A number of details complicate the case, but the documentary remains gripping as it sets the scene. A 3-D animated floor plan of the Gardner museum shows the route the thieves took, as indicated by the motion sensor alarms, but even this detail heightens the mystery as no alarm was triggered by the thieves’ presence in the only gallery with a missing painting on the first floor.
Frustratingly for viewers who hope to solve the mystery, the crime scene protocols of the 90s weren’t as developed as today’s forensic procedures. The Boston Police Department and FBI didn’t collaborate well, and the FBI was much more focused on an upcoming Cosa Nostra trial. No DNA evidence or fingerprints were recovered, leaving the door open to a number of complicated theories, which the series explores in depth. Central to these theories is just how difficult it would have been to fence the paintings.

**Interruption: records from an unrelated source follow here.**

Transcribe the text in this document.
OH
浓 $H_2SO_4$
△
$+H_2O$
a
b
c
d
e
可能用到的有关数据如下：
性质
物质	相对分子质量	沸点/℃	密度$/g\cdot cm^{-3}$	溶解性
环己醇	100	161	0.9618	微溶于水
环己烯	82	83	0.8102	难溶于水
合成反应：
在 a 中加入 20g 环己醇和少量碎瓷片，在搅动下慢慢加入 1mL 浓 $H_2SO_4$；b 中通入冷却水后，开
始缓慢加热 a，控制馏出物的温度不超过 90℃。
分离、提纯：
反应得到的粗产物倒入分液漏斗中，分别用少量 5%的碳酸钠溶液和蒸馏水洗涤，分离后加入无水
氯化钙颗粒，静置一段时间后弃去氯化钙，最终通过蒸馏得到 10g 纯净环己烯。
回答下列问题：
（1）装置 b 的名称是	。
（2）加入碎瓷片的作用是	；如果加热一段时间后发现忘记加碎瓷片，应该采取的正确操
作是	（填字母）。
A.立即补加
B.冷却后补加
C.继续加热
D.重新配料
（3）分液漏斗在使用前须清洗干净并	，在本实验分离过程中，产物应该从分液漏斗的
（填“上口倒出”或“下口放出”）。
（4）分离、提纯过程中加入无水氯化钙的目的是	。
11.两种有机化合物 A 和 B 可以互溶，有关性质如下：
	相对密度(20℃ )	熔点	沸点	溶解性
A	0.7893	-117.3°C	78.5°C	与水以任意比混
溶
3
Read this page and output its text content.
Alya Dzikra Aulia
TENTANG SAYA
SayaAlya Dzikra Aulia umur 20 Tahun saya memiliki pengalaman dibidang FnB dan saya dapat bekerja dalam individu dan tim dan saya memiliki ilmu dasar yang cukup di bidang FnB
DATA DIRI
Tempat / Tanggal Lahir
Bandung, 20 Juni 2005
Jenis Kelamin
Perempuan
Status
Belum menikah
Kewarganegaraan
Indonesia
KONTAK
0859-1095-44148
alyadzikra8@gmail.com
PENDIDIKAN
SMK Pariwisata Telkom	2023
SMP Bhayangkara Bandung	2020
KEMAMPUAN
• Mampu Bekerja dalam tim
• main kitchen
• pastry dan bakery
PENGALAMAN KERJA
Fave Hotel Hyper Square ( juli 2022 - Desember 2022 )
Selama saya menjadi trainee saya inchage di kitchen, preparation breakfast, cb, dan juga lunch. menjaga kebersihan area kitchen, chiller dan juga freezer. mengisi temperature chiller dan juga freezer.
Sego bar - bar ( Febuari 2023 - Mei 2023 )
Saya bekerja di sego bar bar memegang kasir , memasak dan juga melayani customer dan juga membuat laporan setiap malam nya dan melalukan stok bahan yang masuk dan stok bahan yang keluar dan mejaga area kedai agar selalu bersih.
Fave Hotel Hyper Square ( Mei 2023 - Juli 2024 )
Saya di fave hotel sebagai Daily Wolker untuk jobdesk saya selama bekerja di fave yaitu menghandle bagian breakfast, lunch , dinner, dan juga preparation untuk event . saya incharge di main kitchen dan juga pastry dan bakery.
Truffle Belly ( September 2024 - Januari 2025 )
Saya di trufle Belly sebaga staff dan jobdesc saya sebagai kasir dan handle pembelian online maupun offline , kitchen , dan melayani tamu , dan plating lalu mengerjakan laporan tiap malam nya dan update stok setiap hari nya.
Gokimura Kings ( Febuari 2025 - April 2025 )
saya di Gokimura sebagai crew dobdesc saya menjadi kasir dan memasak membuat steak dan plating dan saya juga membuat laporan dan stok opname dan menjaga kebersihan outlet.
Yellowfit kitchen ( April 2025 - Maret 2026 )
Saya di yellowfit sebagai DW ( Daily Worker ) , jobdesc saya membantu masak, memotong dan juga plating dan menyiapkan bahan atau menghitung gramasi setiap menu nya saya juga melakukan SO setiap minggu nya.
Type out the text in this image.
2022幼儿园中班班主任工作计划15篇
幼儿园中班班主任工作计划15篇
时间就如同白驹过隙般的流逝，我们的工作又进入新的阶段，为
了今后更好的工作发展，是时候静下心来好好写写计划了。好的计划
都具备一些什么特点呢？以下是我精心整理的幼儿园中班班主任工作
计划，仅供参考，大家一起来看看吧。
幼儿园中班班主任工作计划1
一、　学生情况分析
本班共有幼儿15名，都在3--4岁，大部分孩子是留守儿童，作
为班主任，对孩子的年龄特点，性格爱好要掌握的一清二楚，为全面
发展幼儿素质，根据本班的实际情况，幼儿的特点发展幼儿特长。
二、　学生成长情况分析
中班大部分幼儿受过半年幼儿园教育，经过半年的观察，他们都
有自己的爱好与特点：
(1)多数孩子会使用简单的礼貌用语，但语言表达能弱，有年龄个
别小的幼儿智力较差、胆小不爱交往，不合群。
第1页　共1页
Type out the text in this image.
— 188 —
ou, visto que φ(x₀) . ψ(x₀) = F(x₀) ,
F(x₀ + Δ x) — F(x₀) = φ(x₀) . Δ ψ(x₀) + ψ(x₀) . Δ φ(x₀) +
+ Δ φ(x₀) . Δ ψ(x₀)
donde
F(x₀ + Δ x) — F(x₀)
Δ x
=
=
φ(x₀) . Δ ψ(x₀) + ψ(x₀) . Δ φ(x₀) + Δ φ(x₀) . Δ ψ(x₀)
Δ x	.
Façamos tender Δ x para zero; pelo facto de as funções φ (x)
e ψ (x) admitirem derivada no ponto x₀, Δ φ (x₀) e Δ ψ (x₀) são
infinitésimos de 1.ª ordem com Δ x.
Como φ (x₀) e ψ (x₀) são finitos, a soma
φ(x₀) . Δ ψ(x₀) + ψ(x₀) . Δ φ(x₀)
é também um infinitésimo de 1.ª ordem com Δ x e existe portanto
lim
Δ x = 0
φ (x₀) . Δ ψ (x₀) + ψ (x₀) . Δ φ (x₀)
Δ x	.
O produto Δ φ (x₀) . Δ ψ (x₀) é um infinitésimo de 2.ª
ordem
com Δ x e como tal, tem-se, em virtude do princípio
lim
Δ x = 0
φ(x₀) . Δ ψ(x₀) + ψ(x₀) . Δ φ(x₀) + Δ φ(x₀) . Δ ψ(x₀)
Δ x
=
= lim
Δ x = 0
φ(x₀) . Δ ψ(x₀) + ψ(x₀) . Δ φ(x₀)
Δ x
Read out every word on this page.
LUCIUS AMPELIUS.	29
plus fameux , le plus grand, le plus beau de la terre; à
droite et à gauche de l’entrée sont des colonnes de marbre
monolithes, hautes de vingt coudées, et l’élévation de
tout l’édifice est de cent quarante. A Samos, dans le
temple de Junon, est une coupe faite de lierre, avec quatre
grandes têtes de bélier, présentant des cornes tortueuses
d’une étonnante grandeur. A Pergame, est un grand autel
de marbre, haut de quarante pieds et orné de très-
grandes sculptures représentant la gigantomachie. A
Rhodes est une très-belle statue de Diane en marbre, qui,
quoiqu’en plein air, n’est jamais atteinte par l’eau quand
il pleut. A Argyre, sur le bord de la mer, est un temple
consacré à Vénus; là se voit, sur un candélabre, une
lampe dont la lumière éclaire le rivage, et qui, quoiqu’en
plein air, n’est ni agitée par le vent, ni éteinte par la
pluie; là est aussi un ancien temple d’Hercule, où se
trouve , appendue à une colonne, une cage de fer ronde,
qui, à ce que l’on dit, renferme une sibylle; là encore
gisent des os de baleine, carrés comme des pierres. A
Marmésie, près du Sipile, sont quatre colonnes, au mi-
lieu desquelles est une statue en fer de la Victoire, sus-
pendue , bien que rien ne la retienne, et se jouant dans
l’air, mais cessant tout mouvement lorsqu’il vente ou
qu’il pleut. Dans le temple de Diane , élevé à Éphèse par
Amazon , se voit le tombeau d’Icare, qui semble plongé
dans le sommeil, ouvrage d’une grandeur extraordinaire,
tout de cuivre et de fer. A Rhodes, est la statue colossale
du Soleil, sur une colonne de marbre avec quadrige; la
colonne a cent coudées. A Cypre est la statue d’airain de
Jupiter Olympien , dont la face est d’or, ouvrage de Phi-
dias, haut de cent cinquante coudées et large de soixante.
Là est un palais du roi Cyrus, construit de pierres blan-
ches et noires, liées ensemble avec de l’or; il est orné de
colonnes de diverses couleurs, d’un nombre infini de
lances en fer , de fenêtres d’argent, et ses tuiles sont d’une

As the robbery occurred in Boston, some of the theories center around the Irish mob, who speculators think might have wanted to use the paintings as a black market currency, exchanging them for weapons they would then send to the Irish Republican Army (IRA). But an interview with a former member of the IRA pretty much rules out this theory. The charismatic Irishman looks back on the 90s and says it’s ludicrous. The political moment was so delicate that the Irish wouldn’t have been interested.
In addition to the thirteen paintings, a relatively worthless finial from a Napoleonic flag and a Chinese vase were among the stolen items. Might the thieves have been hired by a collector with specific tastes? Or might they have wanted the art for themselves? Neither is particularly likely. This case requires a deep dive into Boston’s colorful criminal underworld.
In the popular imagination, art thieves are something like the characters in Steven Soderbergh’s Ocean’s trilogy. For Myles Connor, a rock’n’roll musician turned noteworthy art thief, it’s a pretty apt comparison. In the documentary, interviewed from a lawn chair on his simple horse farm, Connor looks like any other retiree. But if he knows where the paintings are, he’s not planning to reveal it.
Already a known art thief, Connor was under suspicion early in the investigation. However, he had an alibi for the night of the crime. He was in jail. Even if he is a red herring in the Gardner case, Connor’s activities might have started a trend. He stole a painting from the Boston Museum of Fine Arts in 1975. When he returned it, he was able to negotiate his two two-year jail sentences into just one, halving the amount of time he would have to spend behind bars. Connor’s deal created the perception that a valuable painting was a get-out-of-jail-free card. If a gangster had one to return, it would make the feds more open to negotiation.

The final theory explored by the documentary profiles a crew of Italian gangsters. From Carmello Merlino, who ran a sort of cafe for mob members out of his auto shop, to Bobby Donati, a former associate of Myles Connor, to George Reissfelder, whose sister-in-law recalls seeing the stolen Manet on his apartment wall, many of the men reported to be involved are now dead.
Without the recovery of the stolen works, the documentary is missing a satisfying conclusion. The museum’s out of date security system made it an easy mark, and 30 years later, the missing paintings have likely been damaged by sub-optimal storage conditions, if they still exist at all. But, more information than ever before is now in the public’s hands. The documentary is a giant wanted poster. The lore of the heist may now take on a life of its own, bolstered in no small way by the captivating personalities whose interviews are the lifeblood of the documentary.